La Centrafrique a aussi reçu des renforts du Rwanda et de la Russie. Une aide qui n’empêchait pas, samedi soir, des sources diplomatiques d’exprimer en coulisse leur inquiétude sur les risques sécuritaires qui pèsent sur ce vote. Dans la capitale, restée épargnée par les violences (en dépit de rumeurs d’intrusion d’éléments armés en début de semaine), il y a un certain engouement. Gerville, Banguissois, a confié à Charlotte Cosset pour RFI sa satisfaction de voir ce vote maintenu : « C’est notre devoir, en tant que Centrafricain digne, de dire qu’on a le droit de voter pour construire notre pays. »

Mais la situation sécuritaire beaucoup plus incertaine dans le reste du pays suscite des inquiétudes et des incompréhensions. Raphaël, un autre habitant de la capitale, résume ce sentiment : « Les élections ne vont-elles se passer qu’à Bangui ? Et à l’intérieur du pays, comment ça va se passer ? La Cour a décidé, pas de problème ; mais les bandits armés sont en train de sévir à l’intérieur du pays ! Ça n’a pas de sens. »

De multiples motifs d’inquiétude

La Minusca et l’ANE ont tenu des discours rassurants ces trois derniers jours. Mais samedi, il était encore difficile d’obtenir des chiffres précis. Selon la Minusca, vendredi, la distribution des cartes d’électeurs avait débuté dans 87% des centres de vote, mais impossible de savoir combien de Centrafricains avaient effectivement retiré leur carte, note notre envoyée spéciale Florence Morice.

Même chose pour le déploiement du matériel : en parallèle des discours optimistes – et difficiles à vérifier –, des témoignages venus de plusieurs localités de l’intérieur du pays posent questions. Samedi, selon nos informations, le matériel était globalement arrivé dans les démembrements, mais commençait seulement dans de nombreux endroits à être acheminé jusqu’aux centres et bureaux de vote.
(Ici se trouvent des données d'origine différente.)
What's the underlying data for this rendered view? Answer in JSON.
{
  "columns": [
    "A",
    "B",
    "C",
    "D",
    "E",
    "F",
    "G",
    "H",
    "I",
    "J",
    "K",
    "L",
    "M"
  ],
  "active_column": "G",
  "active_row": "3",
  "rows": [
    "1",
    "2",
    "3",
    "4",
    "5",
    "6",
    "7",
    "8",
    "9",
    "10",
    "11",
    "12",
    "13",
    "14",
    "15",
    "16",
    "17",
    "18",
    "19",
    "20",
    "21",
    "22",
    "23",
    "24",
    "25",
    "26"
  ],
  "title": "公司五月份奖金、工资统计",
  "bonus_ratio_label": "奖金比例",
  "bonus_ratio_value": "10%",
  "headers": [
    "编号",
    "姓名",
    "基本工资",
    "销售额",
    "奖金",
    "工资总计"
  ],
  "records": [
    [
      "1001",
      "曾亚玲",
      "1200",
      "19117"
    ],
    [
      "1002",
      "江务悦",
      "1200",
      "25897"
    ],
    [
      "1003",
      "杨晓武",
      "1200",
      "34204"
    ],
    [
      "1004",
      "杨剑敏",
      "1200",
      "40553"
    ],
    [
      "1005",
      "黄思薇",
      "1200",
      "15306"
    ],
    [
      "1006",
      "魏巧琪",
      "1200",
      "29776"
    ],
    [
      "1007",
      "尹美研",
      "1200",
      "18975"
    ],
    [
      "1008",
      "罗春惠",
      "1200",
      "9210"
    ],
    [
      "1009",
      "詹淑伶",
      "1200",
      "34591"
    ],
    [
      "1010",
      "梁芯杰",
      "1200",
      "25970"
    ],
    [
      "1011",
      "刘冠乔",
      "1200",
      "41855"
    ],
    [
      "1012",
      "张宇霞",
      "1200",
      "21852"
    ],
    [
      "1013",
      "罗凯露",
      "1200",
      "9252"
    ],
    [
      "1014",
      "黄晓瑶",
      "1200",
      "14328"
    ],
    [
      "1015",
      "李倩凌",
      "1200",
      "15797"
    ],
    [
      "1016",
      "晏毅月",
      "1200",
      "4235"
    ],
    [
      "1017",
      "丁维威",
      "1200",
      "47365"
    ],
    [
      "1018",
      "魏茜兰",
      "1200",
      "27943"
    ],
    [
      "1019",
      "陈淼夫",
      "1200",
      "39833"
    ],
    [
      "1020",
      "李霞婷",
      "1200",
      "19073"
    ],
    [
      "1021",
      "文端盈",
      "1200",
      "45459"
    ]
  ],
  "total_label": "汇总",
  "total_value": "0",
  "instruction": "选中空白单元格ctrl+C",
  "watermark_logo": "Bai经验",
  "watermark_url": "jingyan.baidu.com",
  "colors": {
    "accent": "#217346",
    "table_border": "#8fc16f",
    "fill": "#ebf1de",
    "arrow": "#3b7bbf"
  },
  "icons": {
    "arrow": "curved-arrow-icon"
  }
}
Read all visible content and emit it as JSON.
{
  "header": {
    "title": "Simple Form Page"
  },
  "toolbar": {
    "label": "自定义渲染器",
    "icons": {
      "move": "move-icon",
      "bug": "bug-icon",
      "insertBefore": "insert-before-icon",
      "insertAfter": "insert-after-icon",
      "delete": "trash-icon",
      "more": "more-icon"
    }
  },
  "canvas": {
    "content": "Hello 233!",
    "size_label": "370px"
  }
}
Quid aussi du matériel électoral détruit ou confisqué au cours des attaques, comme ce fut le cas à Bambari ? Sans oublier plusieurs témoignages de la part d’agents de l’Autorité en charge des élections, qui ont confié avoir reçu des menaces de la part de plusieurs groupes armés dans différentes zones du pays. Ces agents oseront-ils ouvrir les bureaux de vote ? Et la population osera-t-elle aller voter ? Sachant que, depuis le début de cette crise, le Bureau de la coordination des affaires humanitaires des Nations unies (OCHA) a déjà recensé des dizaines de milliers de nouveaux déplacés, fuyant les affrontements ou l’arrivée des groupes armés dans leurs localités.